The emergence of superintelligence presents humanity with unprecedented challenges and opportunities. The MAIM framework, while initially unsettling, offers a pragmatic approach to maintaining global stability in the face of rapidly advancing AI capabilities. However, this framework must be extended beyond its original scope to address both the existential risks of AI and the socioeconomic challenges of widespread automation.

The dual nature of AI—as both a potential existential risk and a transformative economic force—requires a balanced approach to regulation and development. While MAIM provides a foundation for international cooperation, it must be carefully calibrated to prevent both excessive constraints that could lead to dangerous distributed capabilities and insufficient controls that might enable catastrophic misuse.

The bioweapon defense strategy, emphasizing differential technological development over strict nonproliferation, represents a more realistic and effective approach to mitigating biological risks. This strategy not only addresses AI-enabled bioweapon threats but also strengthens our overall resilience against natural pandemics.

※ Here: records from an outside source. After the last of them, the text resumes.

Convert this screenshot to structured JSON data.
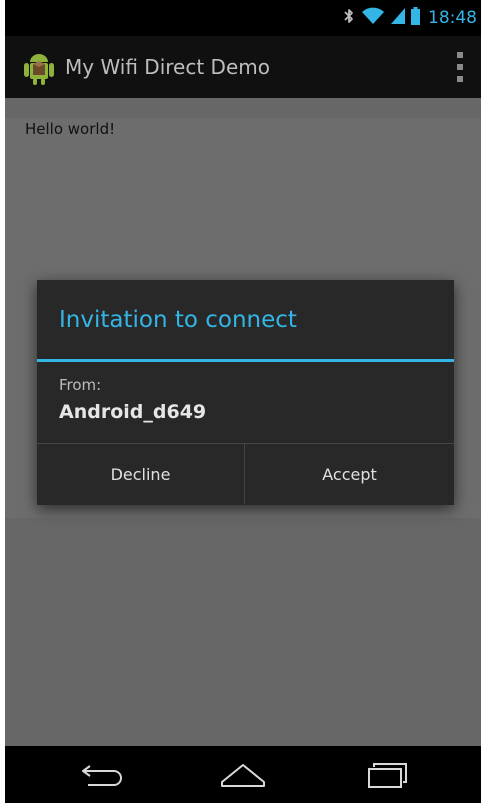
{
  "status_bar": {
    "time": "18:48",
    "icons": [
      "bluetooth-icon",
      "wifi-icon",
      "cell-signal-icon",
      "battery-icon"
    ],
    "accent_color": "#33b5e5"
  },
  "action_bar": {
    "title": "My Wifi Direct Demo",
    "app_icon": "android-icon",
    "menu_icon": "overflow-menu-icon"
  },
  "content": {
    "text": "Hello world!"
  },
  "dialog": {
    "title": "Invitation to connect",
    "from_label": "From:",
    "from_value": "Android_d649",
    "decline_label": "Decline",
    "accept_label": "Accept",
    "accent_color": "#33b5e5"
  },
  "nav_bar": {
    "icons": [
      "back-icon",
      "home-icon",
      "recent-apps-icon"
    ]
  }
}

The path forward requires unprecedented international cooperation, careful calibration of AI development pace, and significant investment in defensive capabilities. Despite the differences I list above, I agree with the main points in Superintelligence Strategy and will repeat their conclusion here as my own:

Some observers have adopted a doomer outlook, convinced that calamity from AI is a foregone conclusion. Others have defaulted to an ostrich stance, sidestepping hard questions and hoping events will sort themselves out. In the nuclear age, neither fatalism nor denial offered a sound way forward. AI demands sober attention and a risk-conscious approach: outcomes, favorable or disastrous, hinge on what we do next.

States that act with pragmatism instead of fatalism or denial may find themselves beneficiaries of a great surge in wealth. As AI diffuses across countless sectors, societies can raise living standards and individuals can improve their wellbeing however they see fit. Meanwhile leaders, enriched by AI's economic dividends, see even more to gain from economic interdependence and a spirit of détente could take root. During a period of economic growth and détente, a slow, multilaterally supervised intelligence recursion—marked by a low risk tolerance and negotiated benefit-sharing—could slowly proceed to develop a superintelligence and further increase human wellbeing. By methodically constraining the most destabilizing moves, states can guide AI toward unprecedented benefits rather than risk it becoming a catalyst of ruin.